Ignacio Camacho-ABC
- El cesarismo sanchista apunta un modelo «iliberal» de izquierdas que tiende a arrogarse todos los poderes del sistema
A este Gobierno hay que irlo aprendiendo, y para eso lo primordial es cogerle el punto, deconstruir su lado grotesco, distinguir entre su tendencia gestual y su plan estratégico. Al menos los ciudadanos, que la oposición va a ritmo más lento y aún no afina entre la crítica eficaz y el improperio. Estamos en primero de sanchismo porque el último año y medio no ha sido más que el preparatorio del examen de ingreso en una licenciatura que se cursa sin libros de texto. Y lo que se va viendo es que el humor se perfila como la herramienta más adecuada para asimilar la sesgada verborrea doctrinaria que nos espera entre grandes dosis de propaganda. El antídoto a este derroche de facundia ideológica se llama cachondeo, sorna, chanza. Entre otras razones porque es imposible no tomar a guasa enredos como el cese de esa directora de Diversidad Racial (sic) por ser blanca o el empeño de reescribir la Constitución desdoblando el género de sus sintagmas. Luego vendrán el especismo, el posgenerismo y demás muestras contemporáneas de lo que los filósofos Braunstein o Murray bautizan como «la locura de las masas». Contra esos conatos de ingeniería social adanista y dogmática, que sus apóstoles -y apostolesas- predican con seriedad iluminada, no hay mejor arma que la de poner de manifiesto su estrambótica comicidad involuntaria.

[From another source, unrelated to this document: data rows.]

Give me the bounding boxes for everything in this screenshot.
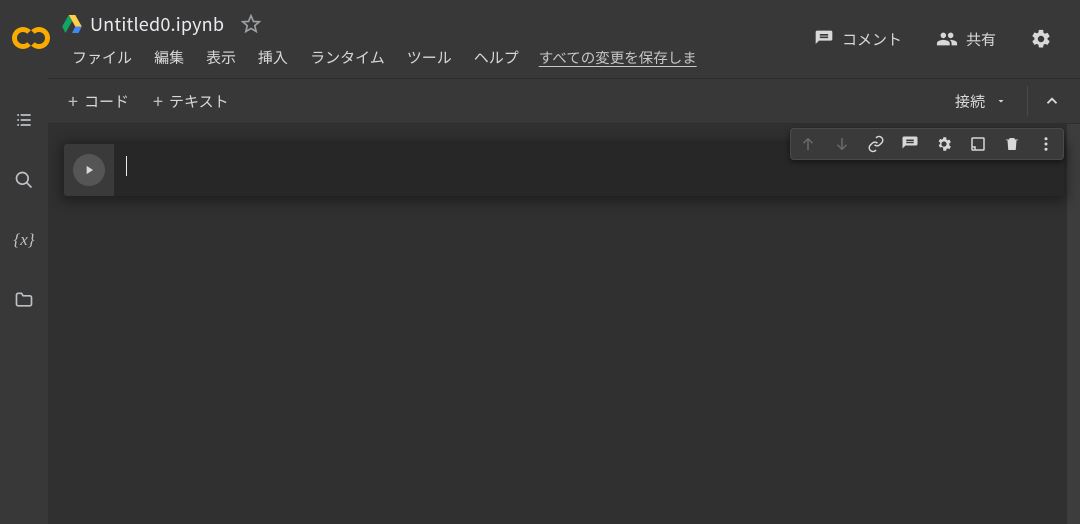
plus-icon: + xyxy=(153,92,163,110)
cell-delete-button[interactable] xyxy=(999,131,1025,157)
connect-label: 接続 xyxy=(955,91,985,112)
toc-button[interactable] xyxy=(8,104,40,136)
move-cell-down-button[interactable] xyxy=(829,131,855,157)
cell-comment-button[interactable] xyxy=(897,131,923,157)
cell-more-button[interactable] xyxy=(1033,131,1059,157)
settings-button[interactable] xyxy=(1024,22,1058,56)
menu-insert[interactable]: 挿入 xyxy=(248,43,298,72)
colab-logo[interactable] xyxy=(0,0,62,78)
link-icon xyxy=(867,135,885,153)
save-status-link[interactable]: すべての変更を保存しま xyxy=(539,47,697,68)
gear-icon xyxy=(935,135,953,153)
caret-down-icon xyxy=(995,95,1007,107)
comments-button[interactable]: コメント xyxy=(808,23,908,56)
share-button[interactable]: 共有 xyxy=(930,22,1002,56)
search-icon xyxy=(14,170,34,190)
app-header: Untitled0.ipynb ファイル 編集 表示 挿入 ランタイム ツール … xyxy=(0,0,1080,78)
menu-edit[interactable]: 編集 xyxy=(144,43,194,72)
menu-tools[interactable]: ツール xyxy=(397,43,462,72)
notebook-toolbar: + コード + テキスト 接続 xyxy=(48,78,1080,124)
find-button[interactable] xyxy=(8,164,40,196)
comments-label: コメント xyxy=(842,29,902,50)
gear-icon xyxy=(1030,28,1052,50)
add-code-label: コード xyxy=(84,91,129,112)
plus-icon: + xyxy=(68,92,78,110)
notebook-area xyxy=(48,124,1080,524)
variables-icon: {x} xyxy=(13,230,34,250)
doc-title[interactable]: Untitled0.ipynb xyxy=(90,11,224,37)
connect-button[interactable]: 接続 xyxy=(945,87,1017,116)
menu-view[interactable]: 表示 xyxy=(196,43,246,72)
arrow-down-icon xyxy=(833,135,851,153)
move-cell-up-button[interactable] xyxy=(795,131,821,157)
cell-mirror-button[interactable] xyxy=(965,131,991,157)
more-vert-icon xyxy=(1037,135,1055,153)
drive-icon xyxy=(62,15,82,33)
play-icon xyxy=(82,163,96,177)
comment-icon xyxy=(901,135,919,153)
cell-settings-button[interactable] xyxy=(931,131,957,157)
cell-link-button[interactable] xyxy=(863,131,889,157)
add-code-cell-button[interactable]: + コード xyxy=(56,87,141,116)
folder-icon xyxy=(14,290,34,310)
cell-toolbar xyxy=(790,128,1064,160)
people-icon xyxy=(936,28,958,50)
files-button[interactable] xyxy=(8,284,40,316)
menu-bar: ファイル 編集 表示 挿入 ランタイム ツール ヘルプ すべての変更を保存しま xyxy=(62,40,796,74)
collapse-header-button[interactable] xyxy=(1032,81,1072,121)
add-text-label: テキスト xyxy=(169,91,229,112)
menu-runtime[interactable]: ランタイム xyxy=(300,43,395,72)
trash-icon xyxy=(1003,135,1021,153)
left-rail: {x} xyxy=(0,78,48,524)
run-cell-button[interactable] xyxy=(73,154,105,186)
toc-icon xyxy=(14,110,34,130)
chevron-up-icon xyxy=(1043,92,1061,110)
text-cursor xyxy=(126,156,127,176)
add-text-cell-button[interactable]: + テキスト xyxy=(141,87,241,116)
menu-help[interactable]: ヘルプ xyxy=(464,43,529,72)
code-cell xyxy=(64,144,1064,196)
share-label: 共有 xyxy=(966,29,996,50)
variables-button[interactable]: {x} xyxy=(8,224,40,256)
vertical-scrollbar[interactable] xyxy=(1067,124,1080,524)
mirror-tab-icon xyxy=(969,135,987,153)
arrow-up-icon xyxy=(799,135,817,153)
menu-file[interactable]: ファイル xyxy=(62,43,142,72)
star-button[interactable] xyxy=(238,11,264,37)
comment-icon xyxy=(814,29,834,49)
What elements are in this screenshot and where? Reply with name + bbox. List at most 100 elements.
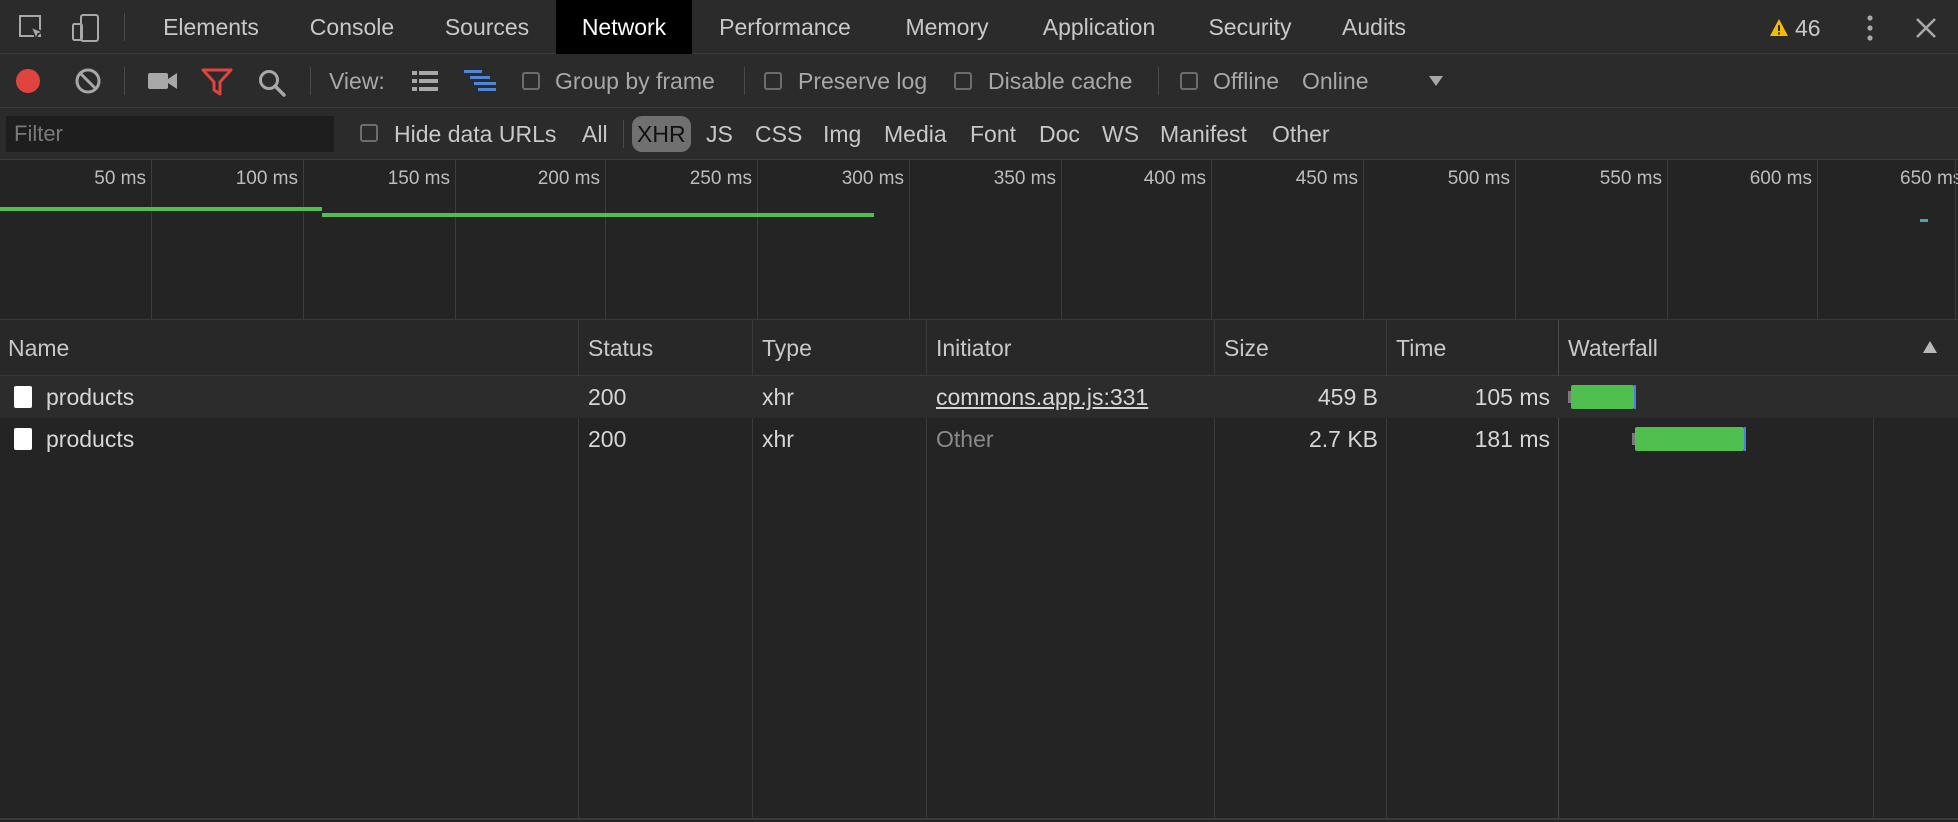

A nada de eso hay que hacerle mayor caso que el de convertirlo en chiste para pasar el rato. Son las asignaturas «marías» de este grado en el que los españoles nos acabamos de matricular sin saber bien qué estudiamos. El meollo de la carrera, en cambio, sólo está empezando: consiste en la silenciosa refundación de las bases del Estado y en la aparición de una especie de iliberalismo autocrático que, a diferencia de los países del grupo de Visegrado, se disfraza bajo los mantras protectores del progresismo, la plurinacionalidad o el diálogo. Ahí está el núcleo serio: en un cesarismo ejecutivo que utiliza la legitimidad parlamentaria para concentrar poderes en un régimen nuevo cuya apariencia democrática puede devenir en un mero contenedor hueco. Un modelo que empieza por la relativización de la idea de nación, por un vacuo populismo sin pueblo, por la consagración de «la política» como ámbito al margen del derecho, y acaba en la reclusión del adversario en un cerco de aislamiento, en la autoasignación de la potestad de declarar lo que es y no es correcto y en el sometimiento de todas las instituciones y agentes de la vida pública a la voluntad arbitraria del Gobierno. En el poder como alfa y omega, como único proyecto.
La primera fase es jocosa y puede resultar hasta divertida; la segunda es inquietante. Y su éxito dependerá de que los actores sociales sepan descifrar a tiempo las señales claves. En caso contrario, el sistema de libertades se transformará en un mecanismo tan adulterado como la tesis de Sánchez.